To effectuate the laboratory schema, I chose a set of parameters–some strategies, some tactics, some were terrain-based defense emphases. Each of these became a scenario. Then the game was played numerous times with extensive data recorded, ending with the number of German troops who escaped the debacle. The game was played solitaire and with various opponents.  Every scenario was played multiple times. I ended up with a very interesting collection of insights.

In our other example, in 2005 Mark Gribbell at Ohio State used the 1992 editions of the Avalon Hill games Midway and Guadalcanal and modified them to replay the battles of the Philippine Sea (June 1944) and Leyte Gulf (October 1944). Gribbell asked the question of whether the Japanese, had they had better pilots at that time in the Pacific war, could have done better at these decisive naval battles. We don’t know enough about his assumptions or data to judge his actual scenarios, but his conclusions were that the outcomes would still have been Japanese defeats although the Americans would have suffered somewhat higher losses. To judge from the honors thesis, the battles were replayed just a few times.
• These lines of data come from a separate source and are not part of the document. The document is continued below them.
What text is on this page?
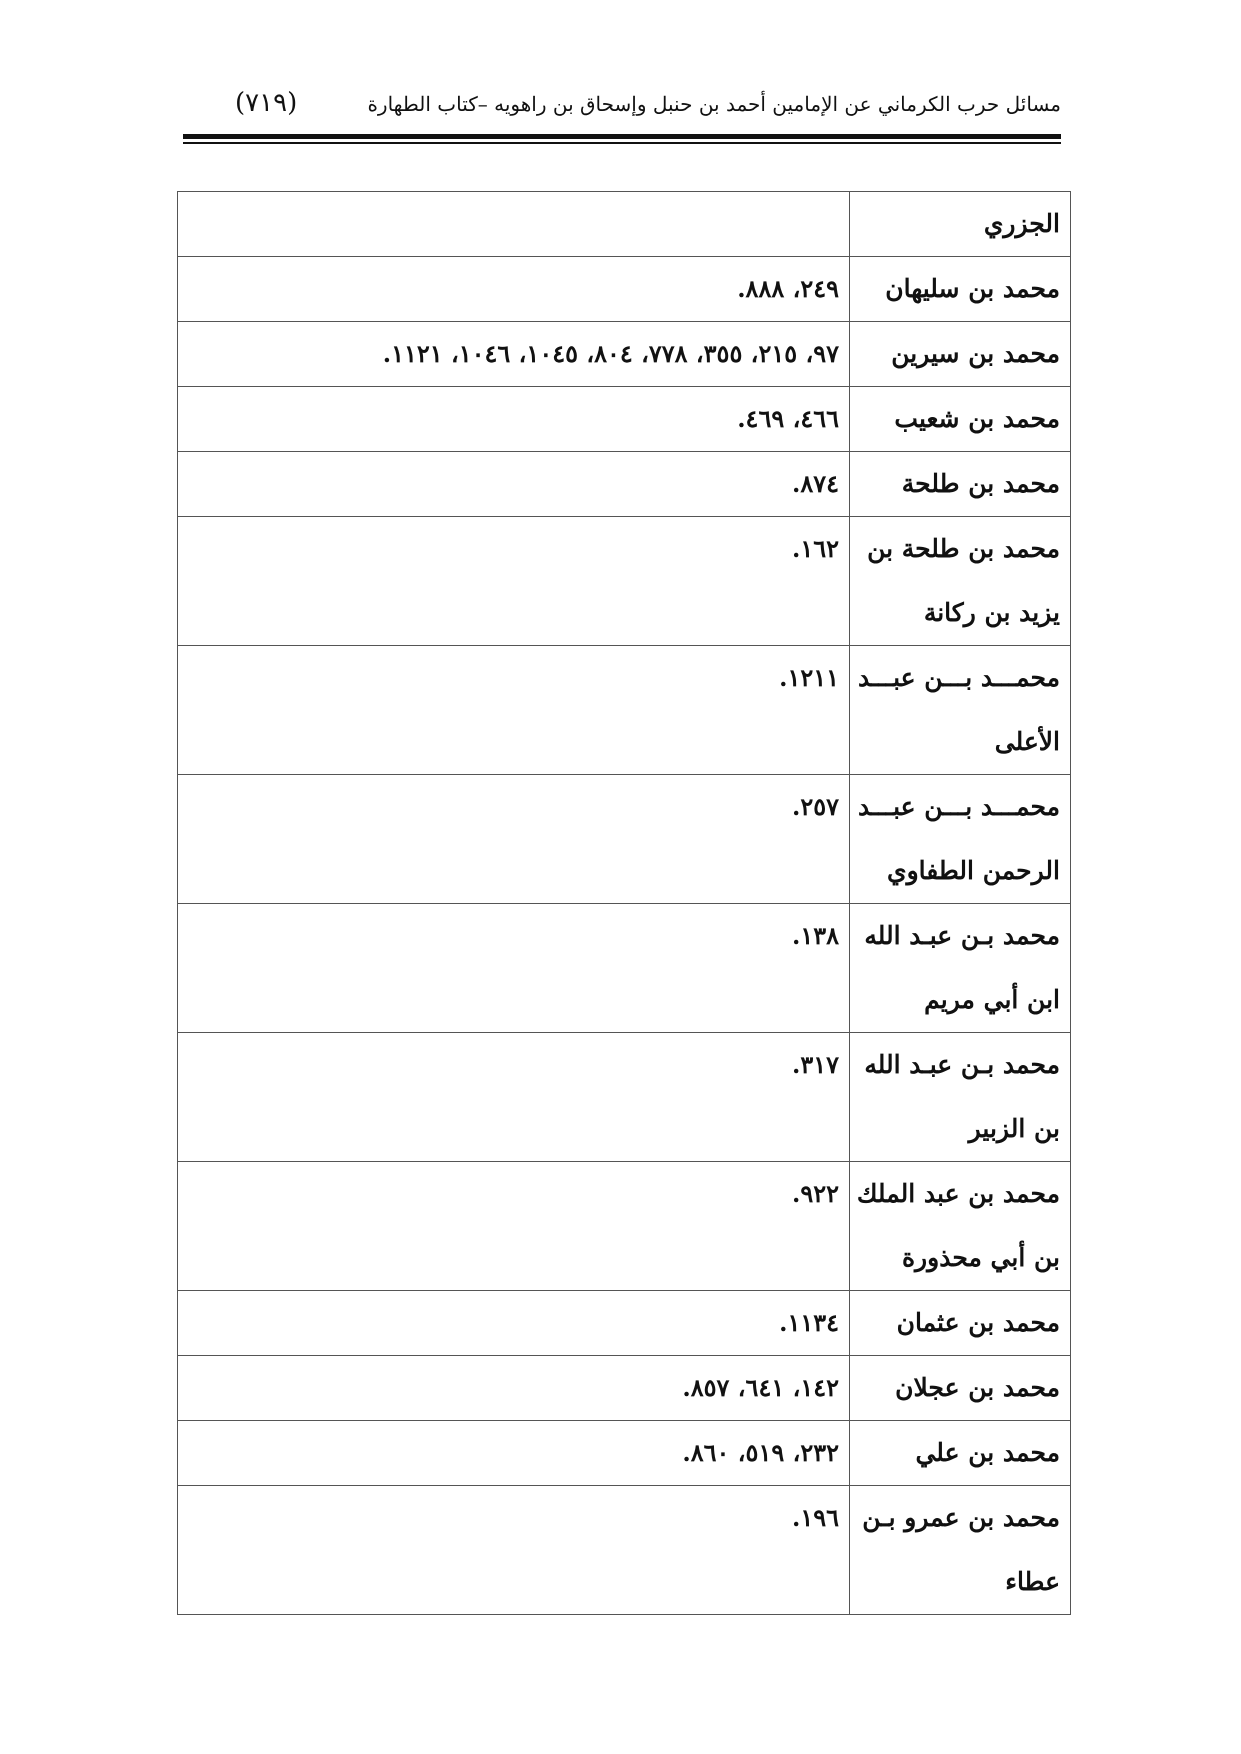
مسائل حرب الكرماني عن الإمامين أحمد بن حنبل وإسحاق بن راهويه –كتاب الطهارة
(٧١٩)
الجزري	

محمد بن سليهان	٢٤٩، ٨٨٨.

محمد بن سيرين	٩٧، ٢١٥، ٣٥٥، ٧٧٨، ٨٠٤، ١٠٤٥، ١٠٤٦، ١١٢١.

محمد بن شعيب	٤٦٦، ٤٦٩.

محمد بن طلحة	٨٧٤.

محمد بن طلحة بن
يزيد بن ركانة	١٦٢.

محمـــد بـــن عبـــد
الأعلى	١٢١١.

محمـــد بـــن عبـــد
الرحمن الطفاوي	٢٥٧.

محمد بـن عبـد الله
ابن أبي مريم	١٣٨.

محمد بـن عبـد الله
بن الزبير	٣١٧.

محمد بن عبد الملك
بن أبي محذورة	٩٢٢.

محمد بن عثمان	١١٣٤.

محمد بن عجلان	١٤٢، ٦٤١، ٨٥٧.

محمد بن علي	٢٣٢، ٥١٩، ٨٦٠.

محمد بن عمرو بـن
عطاء	١٩٦.
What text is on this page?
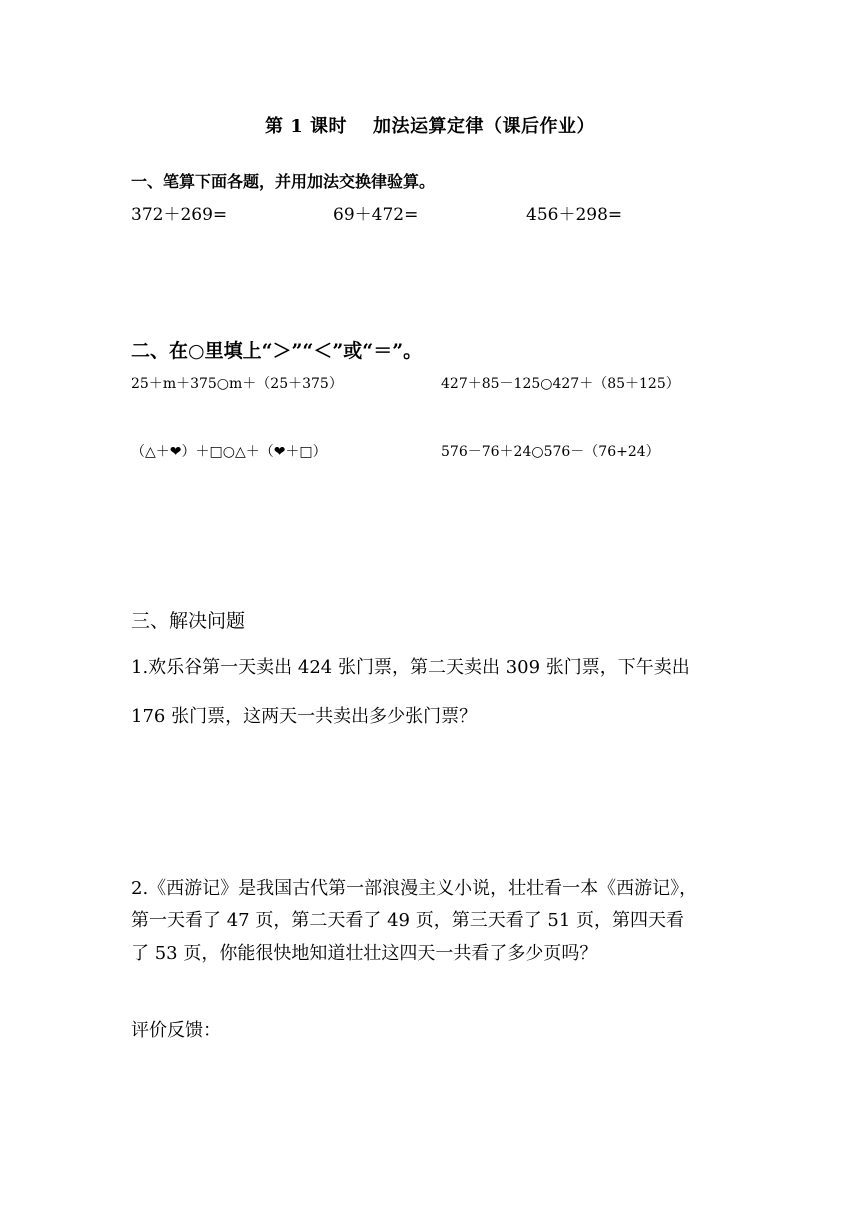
第 1 课时 加法运算定律（课后作业）
一、笔算下面各题，并用加法交换律验算。
372＋269=	69＋472=	456＋298=
二、在○里填上“＞”“＜”或“＝”。
25＋m＋375○m＋（25＋375）	427＋85－125○427＋（85＋125）
（△＋❤）＋□○△＋（❤＋□）	576－76＋24○576－（76+24）
三、解决问题
1.欢乐谷第一天卖出 424 张门票，第二天卖出 309 张门票，下午卖出
176 张门票，这两天一共卖出多少张门票？
2.《西游记》是我国古代第一部浪漫主义小说，壮壮看一本《西游记》，
第一天看了 47 页，第二天看了 49 页，第三天看了 51 页，第四天看
了 53 页，你能很快地知道壮壮这四天一共看了多少页吗？
评价反馈：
So, best practices? In my view the first key element is to ensure that the simulation platform actually has the capacity to answer the questions posed. In both of these examples an original boardgame (or games) were modified to accommodate the experiment. There is not sufficient information to describe the actual modifications made in the Pacific war laboratory, but in the Normandy case I am confident the game update provided exactly the platform required.

The second key element is to ensure the questions are the right ones. For Normandy, the ability of German forces to withdraw was directly measurable by the game. Secondary questions, such as the effect of commencing the retreat at different moments in the history, was also observable. In the Pacific war case, losses were a surrogate measure for the impact of pilot quality, but there the connection is less clear. For example, what about the effect of better Japanese aircraft, along with or apart from, pilots? Gribbell himself suggests something of this with a related conclusion he draws–that the American use of the F-6F “Hellcat” aircraft was a key factor in Japanese losses.

Finally, it is very important to ensure that there are enough iterations of the scenario to collect a broad range of data. This takes better account of the effect of different player strategies and tactics, as well as for the element of chance.

In my case one other lesson of this exercise was that some readers and historians are not yet ready to accept the simulation as a valid tool for historical analysis. In the text of Normandy Crucible I made some use of the simulation laboratory results, but I had originally done more. Comments from readers and editors encouraged me to extract most of this material and move it to an appendix, and some items I had to drop altogether. The simulation laboratory has yet to come into its own.